With the market leaning towards such a high number, the dollar reaction will be important. If we hit expectations then we could see a confirmation rally in the dollar but that might not be enough to change the short-term trend. If we beat those numbers, especially on the core, a rally might have longer legs. If we get a match or higher headline but a lower core, then any rally on the headline number might be short lived. If both miss expectations then the buck could be heading south again. A real miss in my book would be CPI at 1.6-1.8% and the core at 1.8-1.9%. The market likely won't punish a miss by a smaller margin.
And remember, we also need to keep an eye on the real average weekly earnings for our wages fix. There's no expectations, and they came in at 0.5% y/y & -0.3% m/m in Nov. If we see the y/y number above 1.0% that will be another good number for USD buyers to grab on to.
In terms of hike expectations, this is one number that will hold the market's attention for longer than five minutes, and that's what we need to factor in when trading it. I suspect we're seeing some of that focus on this data in this rally in USDJPY and Treasury yields.

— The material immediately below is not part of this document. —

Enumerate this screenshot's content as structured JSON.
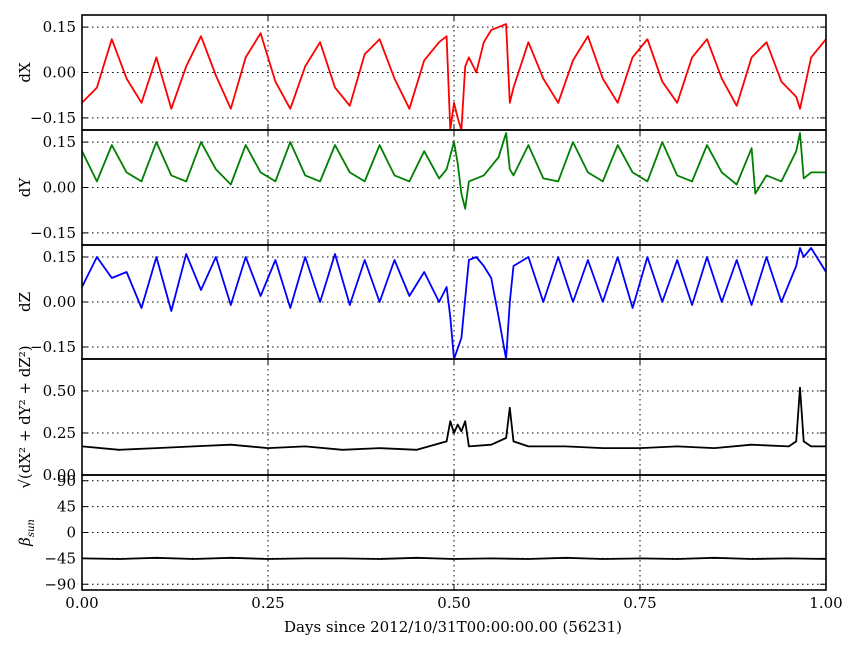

I've got half an idea to fade any dollar pop on numbers that are better but not massively better, as that won't be enough to get the market steaming into the dollar.
113.80 is a level worth watching but it might be too close to the current price on the release. A look up to the 114.75/85 area might be a better spot but if we're up that high, the chances are we've had a strong number that I'll think twice about fading. The area around 114.20/45 is looking the best candidate for fading a pop on good but not exceptional numbers.
USDJPY H4 chart
There's lots to watch out for, which is why I'll wait to see what the price action is telling me before getting in to any trades.